What is Ireland's greatest treasure


Bantry is a small town on the southwestern tip of Ireland. In some ways the place is the gateway to the Beara Peninsula. Beara is one of the four fingers that make up the southwestern tip of Ireland. Dingle and the Ring of Kerry to the north may be better known, but the Ring of Beara also has its fans.

Bantry's greatest treasure is its location on the Gulf of Bantry. In addition to the spectacular coastline, the bay with its deep water and incredible 30 kilometers in length is also an ideal place for mussel farming. Hmmmm yummy.

The place

Anyone who has made it to Bantry for the first time will probably be surprised. How did the place manage not to land at the top of the Ireland tourist hit list? It cannot really be explained. On paper, Bantry actually has everything it needs to become a tourist stronghold and yet none of the usual boxes is ticking.

The place is pretty, maybe better to say dreamy, it is ideally located, the surrounding landscape is breathtaking and yet only better informed Ireland travelers know Bantry. The great hosts invade Dingle and Killarney further north. Well, that's good in some respects, because Ireland experts are rewarded with a relaxed atmosphere and moderate prices, but one should be surprised.

Maybe it's because Bantry - no matter where you look - is pretty much on the A ... of Ireland. The N71 may have improved, but it's still quite a ride and you probably only get involved if you have a clear goal in mind.
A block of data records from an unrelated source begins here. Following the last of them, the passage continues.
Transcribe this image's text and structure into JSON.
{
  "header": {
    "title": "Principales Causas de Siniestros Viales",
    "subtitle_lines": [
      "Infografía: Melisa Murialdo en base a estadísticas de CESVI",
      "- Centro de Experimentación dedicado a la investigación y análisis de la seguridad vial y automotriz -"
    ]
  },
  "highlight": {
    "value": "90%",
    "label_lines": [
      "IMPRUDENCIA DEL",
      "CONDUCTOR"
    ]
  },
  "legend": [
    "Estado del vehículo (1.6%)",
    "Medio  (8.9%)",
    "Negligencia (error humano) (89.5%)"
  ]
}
What makes Banrty so special? The question is almost even harder to answer. The location between the Ring of Beara and Sheep's Head is not bad, the Bay of Bantry is spectacular but not so unusual for the Irish west coast, the place itself actually has nothing else to offer. So what is it I can't answer the question exactly, I can only say that Bantry made it into my very personal top 10 straight away and is clearly ahead of Dingle, for example.

Bantry is relaxed, it looks a bit like yesterday, really Irish if you want. Tourism has hardly left any traces, the few hotels and guest houses are discreetly in the background. There are no fancy restaurants that exist, but they are rustic and cheap. Even the owner of the B&B is somehow different. You feel like a guest, but in the better sense of the word. You are not a foreign body but a warm welcome.

I think the best way to describe it is with the word atmosphere. There's plenty of them here. Mammon does not rule here, the locals apparently like their place as it is and so they let the prospect of tourist euro ruin it. You can feel that as a visitor and that is what is so much fun. Bantry is well worth the long journey. And anyone who has seen the Ring of Beara on a fine day can enjoy the Ring of Kerry with a clear conscience.